Emergence of multidrug-resistant, extensively drug-resistant and untreatable gonorrhea

Abstract

The new superbug Neisseria gonorrhoeae has retained resistance to antimicrobials previously recommended for first-line treatment and has now demonstrated its capacity to develop resistance to the extended-spectrum cephalosporin, ceftriaxone, the last remaining option for first-line empiric treatment of gonorrhea. An era of untreatable gonorrhea may be approaching, which represents an exceedingly serious public health problem. Herein, we review the evolution, origin and spread of antimicrobial resistance and resistance determinants (with a focus on extended-spectrum cephalosporins) in N. gonorrhoeae, detail the current situation regarding verified treatment failures with extended-spectrum cephalosporins and future treatment options, and highlight essential actions to meet the large public health challenge that arises with the possible emergence of untreatable gonorrhea. Essential actions include: implementing action/response plans globally and nationally; enhancing surveillance of gonococcal antimicrobial resistance, treatment failures and antimicrobial use/misuse; and improving prevention, early diagnosis and treatment of gonorrhea. Novel treatment strategies, antimicrobials (or other compounds) and, ideally, a vaccine must be developed.

Figure 1. An illustration of the known resistance determinants responsible for decreased susceptibility and resistance to extended-spectrum cephalosporins in Neisseria gonorrhoeae

penA encodes altered forms of PBP2, the lethal target for β-lactam antimicrobials. The purple spheres indicate amino acid alterations in a mosaic PBP2 compared with wild-type PBP2. Expression of mtrR results in overexpression of the MtrC–MtrD–MtrE efflux pump and activation of penB. penB encodes mutations in the major outer membrane porin (PorB1b) that decrease influx of antimicrobials. ponA, encoding an altered form of PBP1, has been demonstrated to be involved in penicillin resistance, but not yet in resistance to extended-spectrum cephalosporins. The structure of PBP2 is from Neisseria gonorrhoeae. The other structures are from closely related structures in other bacteria, that is, the MtrCDE are of AcrAB-TolC from Escherichia coli; the structure of PorB1b is of Neisseria meningitidis PorB and the structure of PBP1 is of E. coli PBP1b. The PDB codes are: 2f1M (AcrA), 1IWG (AcrB), 1EK9 (TolC), 3A2R (PorB), 3FWM (PBP1) and 3EQU (PBP2).

Figure 2. The structure of PBP2 from Neisseria gonorrhoeae

The C-terminal domain (transpeptidase domain) with the active site for binding of β-lactam antimicrobials is at the top and the N-terminal domain (structural domain) that anchors PBP2 to the cytoplasmic membrane at the bottom. The structure is color-ramped blue-to-red in the N-terminal to C-terminal direction.

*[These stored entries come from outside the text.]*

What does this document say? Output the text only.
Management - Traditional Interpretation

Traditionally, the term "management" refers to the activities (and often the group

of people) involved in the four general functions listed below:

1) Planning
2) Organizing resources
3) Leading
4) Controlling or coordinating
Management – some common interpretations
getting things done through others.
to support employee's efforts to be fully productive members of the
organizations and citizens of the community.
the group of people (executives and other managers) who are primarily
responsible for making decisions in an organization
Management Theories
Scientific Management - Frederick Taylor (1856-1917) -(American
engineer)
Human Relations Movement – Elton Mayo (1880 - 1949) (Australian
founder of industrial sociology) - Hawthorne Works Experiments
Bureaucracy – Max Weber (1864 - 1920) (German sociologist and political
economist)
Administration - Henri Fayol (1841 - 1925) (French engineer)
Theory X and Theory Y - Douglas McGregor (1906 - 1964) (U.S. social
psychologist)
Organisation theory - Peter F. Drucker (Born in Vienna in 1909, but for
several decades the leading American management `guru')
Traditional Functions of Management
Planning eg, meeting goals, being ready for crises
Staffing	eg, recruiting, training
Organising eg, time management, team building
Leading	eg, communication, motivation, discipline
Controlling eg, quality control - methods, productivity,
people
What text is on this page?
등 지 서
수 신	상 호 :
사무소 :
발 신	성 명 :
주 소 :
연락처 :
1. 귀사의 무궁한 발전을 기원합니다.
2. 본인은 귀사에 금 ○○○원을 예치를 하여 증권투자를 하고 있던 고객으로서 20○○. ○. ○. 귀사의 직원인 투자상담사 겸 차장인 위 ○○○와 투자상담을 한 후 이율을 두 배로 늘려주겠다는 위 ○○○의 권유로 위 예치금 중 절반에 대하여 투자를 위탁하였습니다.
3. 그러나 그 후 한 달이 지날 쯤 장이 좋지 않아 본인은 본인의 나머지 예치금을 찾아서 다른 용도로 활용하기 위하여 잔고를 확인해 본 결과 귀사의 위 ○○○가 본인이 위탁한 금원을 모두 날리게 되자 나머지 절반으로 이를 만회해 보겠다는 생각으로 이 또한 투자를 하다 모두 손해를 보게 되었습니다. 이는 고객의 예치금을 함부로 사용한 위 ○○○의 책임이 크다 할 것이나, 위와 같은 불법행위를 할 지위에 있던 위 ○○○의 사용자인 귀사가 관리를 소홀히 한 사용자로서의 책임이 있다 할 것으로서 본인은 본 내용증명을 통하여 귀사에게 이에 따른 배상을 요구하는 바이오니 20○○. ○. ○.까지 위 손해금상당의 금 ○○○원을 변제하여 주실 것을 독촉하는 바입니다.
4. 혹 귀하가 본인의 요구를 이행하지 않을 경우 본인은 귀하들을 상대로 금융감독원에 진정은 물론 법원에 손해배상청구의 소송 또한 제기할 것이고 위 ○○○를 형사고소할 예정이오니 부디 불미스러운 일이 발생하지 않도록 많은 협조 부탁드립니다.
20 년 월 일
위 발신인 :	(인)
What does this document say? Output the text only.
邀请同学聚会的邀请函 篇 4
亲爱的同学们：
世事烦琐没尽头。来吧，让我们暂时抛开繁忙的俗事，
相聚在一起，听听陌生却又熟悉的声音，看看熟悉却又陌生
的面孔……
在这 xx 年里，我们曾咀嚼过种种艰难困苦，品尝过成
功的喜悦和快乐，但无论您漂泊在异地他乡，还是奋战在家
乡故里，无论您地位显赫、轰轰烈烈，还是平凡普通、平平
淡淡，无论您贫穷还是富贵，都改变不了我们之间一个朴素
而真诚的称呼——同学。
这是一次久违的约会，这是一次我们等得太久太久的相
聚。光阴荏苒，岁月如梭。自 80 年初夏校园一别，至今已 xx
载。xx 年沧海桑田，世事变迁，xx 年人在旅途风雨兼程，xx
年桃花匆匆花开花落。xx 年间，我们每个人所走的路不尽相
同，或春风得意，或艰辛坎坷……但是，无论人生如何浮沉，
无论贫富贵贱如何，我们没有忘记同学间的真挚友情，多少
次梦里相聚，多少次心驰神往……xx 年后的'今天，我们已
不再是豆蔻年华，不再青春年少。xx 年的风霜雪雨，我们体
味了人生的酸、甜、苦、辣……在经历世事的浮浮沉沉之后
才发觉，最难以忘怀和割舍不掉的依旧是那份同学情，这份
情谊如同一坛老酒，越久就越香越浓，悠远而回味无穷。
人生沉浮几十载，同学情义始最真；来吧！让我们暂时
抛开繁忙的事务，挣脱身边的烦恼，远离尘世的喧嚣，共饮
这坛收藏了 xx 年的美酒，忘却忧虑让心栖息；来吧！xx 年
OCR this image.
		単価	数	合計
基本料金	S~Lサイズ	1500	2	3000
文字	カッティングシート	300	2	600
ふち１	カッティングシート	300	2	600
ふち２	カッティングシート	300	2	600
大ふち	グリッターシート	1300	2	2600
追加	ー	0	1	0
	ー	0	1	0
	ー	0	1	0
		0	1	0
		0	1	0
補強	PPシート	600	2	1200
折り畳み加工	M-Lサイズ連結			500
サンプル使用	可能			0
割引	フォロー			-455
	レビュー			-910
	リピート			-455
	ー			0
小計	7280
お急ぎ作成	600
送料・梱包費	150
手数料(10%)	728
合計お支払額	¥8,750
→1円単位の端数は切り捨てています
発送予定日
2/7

Figure 3. Crystal structure of PBP2 displaying all amino acids currently verified to be involved in enhancing the MICs of extended-spectrum cephalosporins

(A) Location of the G545S mutation and the β-lactam active site sequence motifs at the crystal structure of PBP2. The interactions of Thr498 and Thr500 within the KTG(T) active site motif with the main chain amides of Gly545 and Gly546 are illustrated. Mutation of Gly545 to Ser incorporates a hydroxylated side chain that potentially could perturb the interactions between the two Thr residues on β3 and the main chain of the α11 helix [81]. The SxxK active site motif is also shown. (B) The crystal structure of PBP2 showing the location of all amino acid alterations (with the exception of G545S shown in A) currently verified to increase the MICs of extended-spectrum cephalosporins. Ile312 and Val316 are located on the opposite side of Ser310 and Lys313 of the SxxK active site motif on the α2 helix and pack into a hydrophobic pocket. Mutation to larger (I312M) or more hydrophilic (V316T) side chains might disrupt these interactions and alter the position of the SxxK active site motif. N512 is relatively distant from the active site on the β3–β4 loop and it is possible that the N512Y alteration perturbs the architecture of the KTG active site motif of the β3 strand [81]. Replacement of the methyl side chain of A501, which is located on the β3–β4 loop close to the KTG active site motif, with the more bulky side chains of valine (A501V), threonine (A501T) or proline (A501P) might inhibit the binding of extended-spectrum cephalosporins by clashing with their R1 substituents [25,81]. The novel A311V and T316S alterations, which are in close proximity to the β-lactam active site, appear to contribute to high-level resistance to extended-spectrum cephalosporins [23]. Elucidation of their effects in detail is in progress. Images were created in PyMol and were adapted from [81].